Живород покосился на сову:

– Вот и Угуша о том ведает. Род есть Родник Небесный, что полнит воды Окияна. От него корова Земун и коза Седунь явились, из их сосцов молоко разлилось, а Род камнем Алатырем то молоко взбил, а из масла сотворил землю-матушку.

– В Священном Писании по-иному сказано о сотворении земли.

Старик оглянулся на идолов, зашипел, приложил ладонь к губам Никиты:

– Молчи, несмышленыш! Богов прогневаешь, вовек исцеления тебе не будет. Слушай, когда старший молвит. Род отделил Правду от Кривды, он же родил Сварога.
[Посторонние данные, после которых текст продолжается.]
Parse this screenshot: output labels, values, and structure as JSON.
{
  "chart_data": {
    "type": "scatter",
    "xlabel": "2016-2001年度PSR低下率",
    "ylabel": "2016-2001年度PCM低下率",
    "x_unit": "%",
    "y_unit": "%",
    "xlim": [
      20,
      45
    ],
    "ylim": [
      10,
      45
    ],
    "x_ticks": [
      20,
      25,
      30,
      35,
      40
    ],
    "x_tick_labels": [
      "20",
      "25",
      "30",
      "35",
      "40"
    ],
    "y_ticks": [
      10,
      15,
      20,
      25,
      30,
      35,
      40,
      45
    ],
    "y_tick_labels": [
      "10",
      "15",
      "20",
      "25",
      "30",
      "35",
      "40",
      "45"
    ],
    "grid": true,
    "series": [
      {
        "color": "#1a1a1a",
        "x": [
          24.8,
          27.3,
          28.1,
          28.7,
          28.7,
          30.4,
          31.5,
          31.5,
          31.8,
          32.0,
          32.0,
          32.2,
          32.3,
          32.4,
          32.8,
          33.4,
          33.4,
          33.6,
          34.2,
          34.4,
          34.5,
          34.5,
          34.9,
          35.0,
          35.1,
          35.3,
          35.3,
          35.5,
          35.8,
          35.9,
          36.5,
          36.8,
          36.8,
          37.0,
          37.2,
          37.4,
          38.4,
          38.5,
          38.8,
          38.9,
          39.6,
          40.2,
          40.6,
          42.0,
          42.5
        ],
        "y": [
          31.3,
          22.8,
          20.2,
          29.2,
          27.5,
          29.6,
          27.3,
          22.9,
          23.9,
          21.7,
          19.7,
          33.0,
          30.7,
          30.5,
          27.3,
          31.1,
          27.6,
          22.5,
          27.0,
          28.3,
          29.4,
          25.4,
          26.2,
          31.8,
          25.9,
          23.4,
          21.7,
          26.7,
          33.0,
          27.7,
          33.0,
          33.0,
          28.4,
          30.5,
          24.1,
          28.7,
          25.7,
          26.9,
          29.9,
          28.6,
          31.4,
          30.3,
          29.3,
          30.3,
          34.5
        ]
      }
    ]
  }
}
Сварог – верховный бог, отец наш небесный, он дал людям огонь, научил делу кузнечному, показал, как землю орать. – Живород сноровисто перевязал плечо Никиты, принялся за примочки. – А ведомо ли тебе, что с помощью Сварога иные боги появились?

– Нет.

– Тогда слушай. – Волхв положил на грудь примочку. – Терпи, печь будет. Так вот. Ехал как-то Перун…

– Перуна знаю, молвят, от него гроза.

– То хорошо, что ведом тебе Перун. Сказываю далее. Ехал он вдоль Дон-реки, увидел, как девицы речные хоровод водят, залюбовался. Одна из них, дочь Дона по имени Рось, заметила его, пустила венок по воде и сказала: «Какой молодец Дон переплывет, того и полюблю». Перун услышал, обернулся птицей-соколом и метнулся в реку. Дон этого не стерпел, выбросил его из своих вод, рассадил Перуна и Рось по разным берегам, не дал им любить друг друга.

Живород то и дело отвлекался от врачевания, перебирал обереги на поясе: касался то деревянной ложки, то гребня, то каменного коника, трогал звериный зуб, гладил гусиную лапку, уперев взор в стену, молвил:

– Тогда Перун пустил молнию в камень, за которым сидела красавица Рось, и появился на том камне огненный знак. Дочь Дона отнесла камень в кузню к Сварогу. Стал Сварог бить по нему молотом, и тогда родился из него Даждьбог – бог Солнца, даритель света, тепла и плодородия, коему я поклоняюсь. И жене его Живе. От нее весна и Жизненная Сила Рода. От них жди милости и силы для одоления недугов… Ну вот и все. А сейчас спи, молодец, сон болезнь лечит. Проснешься, легче станет. – Сухая теплая ладонь легла на лоб, лицо старца заволокло туманом, Никитой овладело забытье.

Глава вторая

Прещедрый и премилостивый господь! Не презри слез моих, смилуйся над моей печалью. Воззри на сокрушение сердца моего: убивают меня неведомо за что, неизвестно, за какую вину.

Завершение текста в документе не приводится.